Jour # 1302 être encore une autre

Publié le par #ceciestunblog

Ca a été fusionnel. Une attirance implicite, nécessairement réciproque même si la nature réciproque de la pulsion n’est qu’un prétexte égalitaire pour évacuer la culpabilité. Quand on fait l’amour à la va-vite dans un couloir plutôt lugubre, on a besoin de croire que les enjeux sont réciproques ; supposer l’égalité nous dédouane des enjeux. Lui et moi pour la même chose, ça soulage et permet de s’adonner à la chose sans retenue.

 

Je l’ai tout de suite repéré dans son complet de commercial, costume gris, coupe bon marché et couleur légèrement élimée, mais il le portait avec une assurance saillante qui ne laissait aucun doute la vigueur athlétique de son corps. Il avait de belles mains, larges et puissante, et une mâchoire dans le même registre. J’aurais pu passer l’après-midi à regarder sa bouche déverser ses fadaises tellement sa mâchoire était belle ; c’était comme écouter une statue grecque, une de celles que j’avais croquées mille fois quand j’étais aux beaux-arts. Je le dévorais des yeux, fascinée par son corps, son assurance saillante, la promesse d’une plastique merveilleuse mais je crois que sa tête ne savait rien de ce qu’il se passait plus bas.

 

Il s’écoutait parler. Je ne voulais provoquer les choses, pas par des mots, je voulais qu’il me prenne, qu’il m’emporte, je voulais être la princesse qu’il venait enlever. Il fallait que cela vienne de lui. La langue des corps est une langue bien vivante même si elle s’exprime dans les interstices de la conscience.
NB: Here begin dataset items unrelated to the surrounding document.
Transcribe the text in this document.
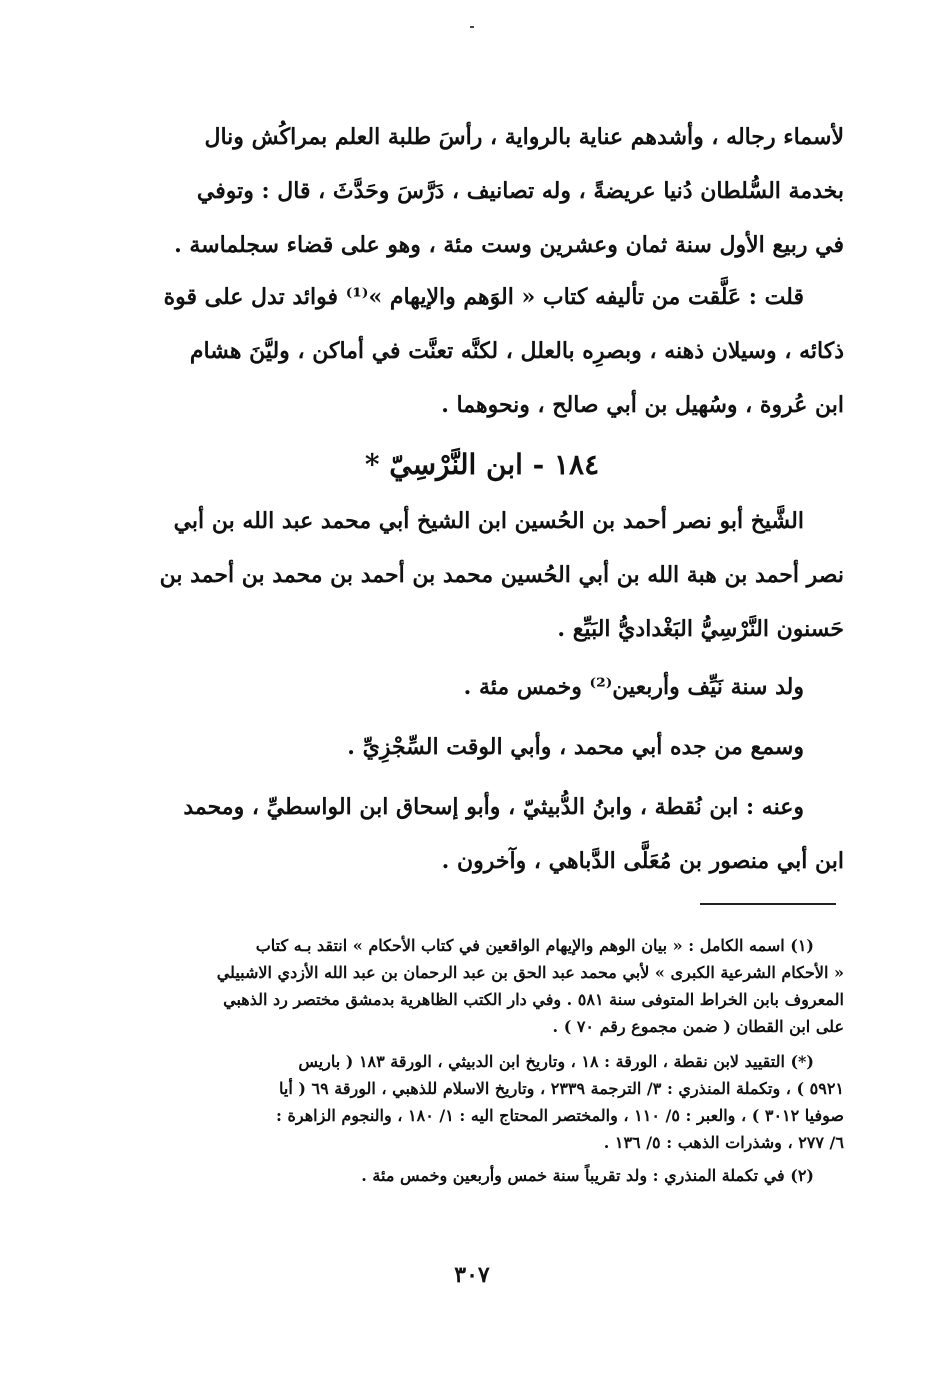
لأسماء رجاله ، وأشدهم عناية بالرواية ، رأسَ طلبة العلم بمراكُش ونال
بخدمة السُّلطان دُنيا عريضةً ، وله تصانيف ، دَرَّسَ وحَدَّثَ ، قال : وتوفي
في ربيع الأول سنة ثمان وعشرين وست مئة ، وهو على قضاء سجلماسة .
قلت : عَلَّقت من تأليفه كتاب « الوَهم والإيهام »⁽¹⁾ فوائد تدل على قوة
ذكائه ، وسيلان ذهنه ، وبصرِه بالعلل ، لكنَّه تعنَّت في أماكن ، وليَّنَ هشام
ابن عُروة ، وسُهيل بن أبي صالح ، ونحوهما .
١٨٤ - ابن النَّرْسِيّ *
الشَّيخ أبو نصر أحمد بن الحُسين ابن الشيخ أبي محمد عبد الله بن أبي
نصر أحمد بن هبة الله بن أبي الحُسين محمد بن أحمد بن محمد بن أحمد بن
حَسنون النَّرْسِيُّ البَغْداديُّ البَيِّع .
ولد سنة نَيِّف وأربعين⁽²⁾ وخمس مئة .
وسمع من جده أبي محمد ، وأبي الوقت السِّجْزِيِّ .
وعنه : ابن نُقطة ، وابنُ الدُّبيثيّ ، وأبو إسحاق ابن الواسطيِّ ، ومحمد
ابن أبي منصور بن مُعَلَّى الدَّباهي ، وآخرون .
(١) اسمه الكامل : « بيان الوهم والإيهام الواقعين في كتاب الأحكام » انتقد بـه كتاب
« الأحكام الشرعية الكبرى » لأبي محمد عبد الحق بن عبد الرحمان بن عبد الله الأزدي الاشبيلي
المعروف بابن الخراط المتوفى سنة ٥٨١ . وفي دار الكتب الظاهرية بدمشق مختصر رد الذهبي
على ابن القطان ( ضمن مجموع رقم ٧٠ ) .
(*) التقييد لابن نقطة ، الورقة : ١٨ ، وتاريخ ابن الدبيثي ، الورقة ١٨٣ ( باريس
٥٩٢١ ) ، وتكملة المنذري : ٣/ الترجمة ٢٣٣٩ ، وتاريخ الاسلام للذهبي ، الورقة ٦٩ ( أيا
صوفيا ٣٠١٢ ) ، والعبر : ٥/ ١١٠ ، والمختصر المحتاج اليه : ١/ ١٨٠ ، والنجوم الزاهرة :
٦/ ٢٧٧ ، وشذرات الذهب : ٥/ ١٣٦ .
(٢) في تكملة المنذري : ولد تقريباً سنة خمس وأربعين وخمس مئة .
٣٠٧
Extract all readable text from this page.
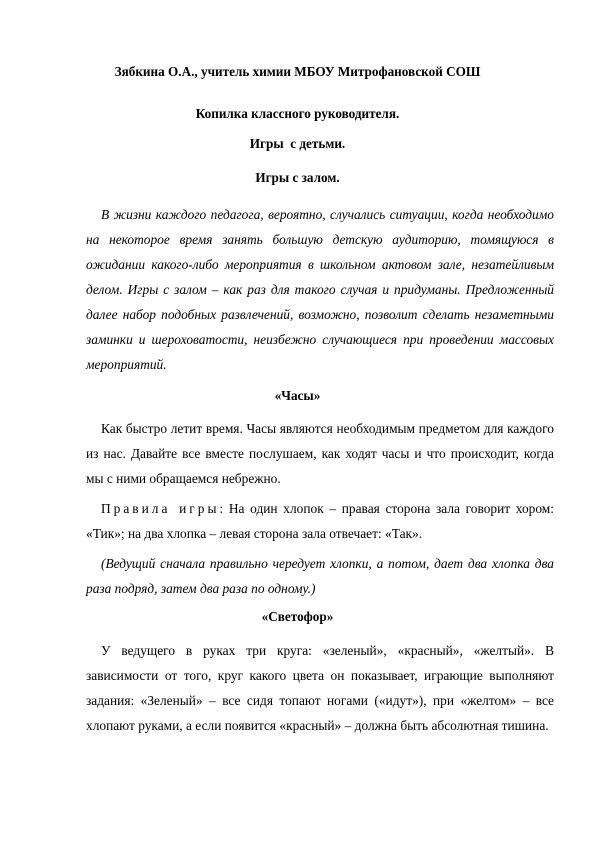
Зябкина О.А., учитель химии МБОУ Митрофановской СОШ
Копилка классного руководителя.
Игры  с детьми.
Игры с залом.

В жизни каждого педагога, вероятно, случались ситуации, когда необходимо на некоторое время занять большую детскую аудиторию, томящуюся в ожидании какого-либо мероприятия в школьном актовом зале, незатейливым делом. Игры с залом – как раз для такого случая и придуманы. Предложенный далее набор подобных развлечений, возможно, позволит сделать незаметными заминки и шероховатости, неизбежно случающиеся при проведении массовых мероприятий.

«Часы»

Как быстро летит время. Часы являются необходимым предметом для каждого из нас. Давайте все вместе послушаем, как ходят часы и что происходит, когда мы с ними обращаемся небрежно.

Правила игры: На один хлопок – правая сторона зала говорит хором: «Тик»; на два хлопка – левая сторона зала отвечает: «Так».

(Ведущий сначала правильно чередует хлопки, а потом, дает два хлопка два раза подряд, затем два раза по одному.)

«Светофор»

У ведущего в руках три круга: «зеленый», «красный», «желтый». В зависимости от того, круг какого цвета он показывает, играющие выполняют задания: «Зеленый» – все сидя топают ногами («идут»), при «желтом» – все хлопают руками, а если появится «красный» – должна быть абсолютная тишина.
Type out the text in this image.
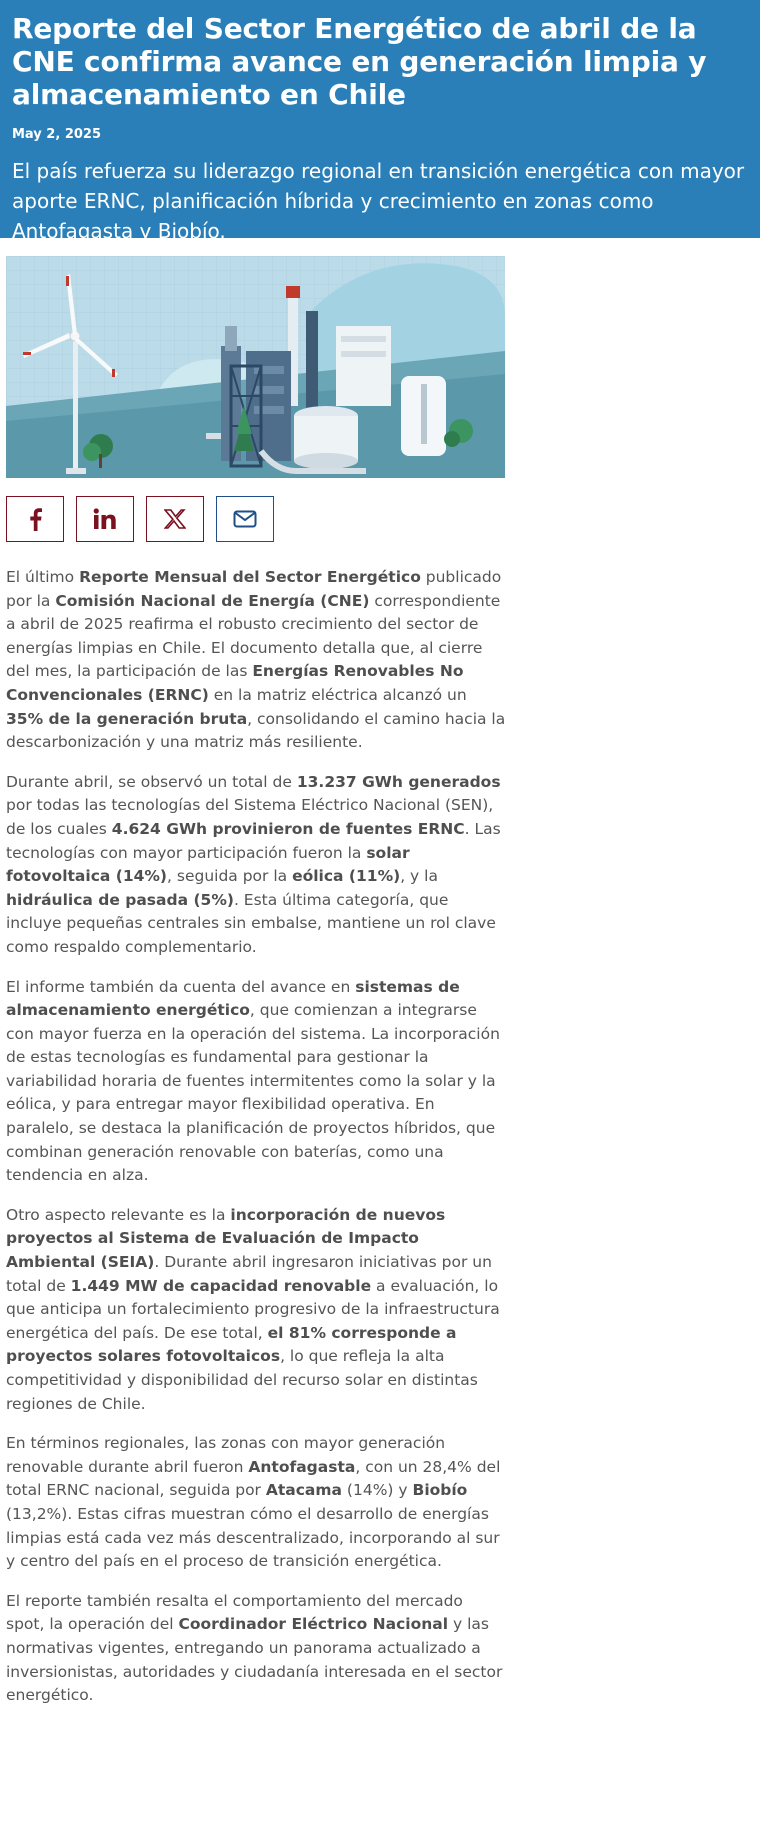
Reporte del Sector Energético de abril de la CNE confirma avance en generación limpia y almacenamiento en Chile
May 2, 2025
El país refuerza su liderazgo regional en transición energética con mayor aporte ERNC, planificación híbrida y crecimiento en zonas como Antofagasta y Biobío.

El último Reporte Mensual del Sector Energético publicado por la Comisión Nacional de Energía (CNE) correspondiente a abril de 2025 reafirma el robusto crecimiento del sector de energías limpias en Chile. El documento detalla que, al cierre del mes, la participación de las Energías Renovables No Convencionales (ERNC) en la matriz eléctrica alcanzó un 35% de la generación bruta, consolidando el camino hacia la descarbonización y una matriz más resiliente.

Durante abril, se observó un total de 13.237 GWh generados por todas las tecnologías del Sistema Eléctrico Nacional (SEN), de los cuales 4.624 GWh provinieron de fuentes ERNC. Las tecnologías con mayor participación fueron la solar fotovoltaica (14%), seguida por la eólica (11%), y la hidráulica de pasada (5%). Esta última categoría, que incluye pequeñas centrales sin embalse, mantiene un rol clave como respaldo complementario.

El informe también da cuenta del avance en sistemas de almacenamiento energético, que comienzan a integrarse con mayor fuerza en la operación del sistema. La incorporación de estas tecnologías es fundamental para gestionar la variabilidad horaria de fuentes intermitentes como la solar y la eólica, y para entregar mayor flexibilidad operativa. En paralelo, se destaca la planificación de proyectos híbridos, que combinan generación renovable con baterías, como una tendencia en alza.

Otro aspecto relevante es la incorporación de nuevos proyectos al Sistema de Evaluación de Impacto Ambiental (SEIA). Durante abril ingresaron iniciativas por un total de 1.449 MW de capacidad renovable a evaluación, lo que anticipa un fortalecimiento progresivo de la infraestructura energética del país. De ese total, el 81% corresponde a proyectos solares fotovoltaicos, lo que refleja la alta competitividad y disponibilidad del recurso solar en distintas regiones de Chile.

En términos regionales, las zonas con mayor generación renovable durante abril fueron Antofagasta, con un 28,4% del total ERNC nacional, seguida por Atacama (14%) y Biobío (13,2%). Estas cifras muestran cómo el desarrollo de energías limpias está cada vez más descentralizado, incorporando al sur y centro del país en el proceso de transición energética.

El reporte también resalta el comportamiento del mercado spot, la operación del Coordinador Eléctrico Nacional y las normativas vigentes, entregando un panorama actualizado a inversionistas, autoridades y ciudadanía interesada en el sector energético.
J’ai laissé mon corps ouvrir la voie au désir, je voulais que mon désir soit tu mais qu’il soit contagieux. Il suffit d’attitudes équivoques, c’est cela le pouvoir des femmes que les mères transmettent aux filles avec la promesse de tenir le monde et à défaut de tenir les hommes.

 

Quelques minutes plus tard il me plaque contre le béton ciré du couloir qui mène au parking où est garée sa voiture de fonction. J’embrasse sa bouche délicieuse, goût de cigarette et de sueur. Si proche de lui je sens son eau de toilette. Il a un baiser qui semble vouloir cacher sa maladresse par une fougue excessive. J’aime cela, ça a le goût de son jeune âge. Il passe sa main sous ma jupe, remonte ma cuisse, découvre mes bas, il se plaque à moi. Le béton glacé me mord les fesses, mais lui me réchauffe.

 

Il m’a fait l’amour, vite et bien. J’ai joué les grandes dames et il a aimé cela. Il n’a pas eu besoin de retirer son costume, pas plus que je n’ai eu envie de retirer ma jupe, juste ouvrir sa braguette, juste baisser ma culotte. On n’a pas eu le temps de s’inquiéter si quelqu’un passerait par là, ça a été trop vite. Il m’a embrassé une dernière fois, il n’embrassait pas mieux. Il m’a donné sa carte, il ne s’est pas inquiété des cheveux que mes boucles ont laissés sur sa chemise, ni le rouge à lèvres que j’ai usé dans son cou. Je l’ai laissé aller à sa voiture, je suis allée me rafraîchir aux toilettes. Il m’a demandé de le rappeler, il suppose que si je me suis laissée sauter dans les parkings c’est que je suis une femme sans ambition ; j’ai pris ma douche, mon peignoir et puis ce verre qui donne à la nuit un ton plus chaud.

 

Je le laisse espérer, j’ai laissé sa carte dans la poubelle du bureau, il m’oubliera sûrement bien assez tôt. Je l’aurai oublié demain.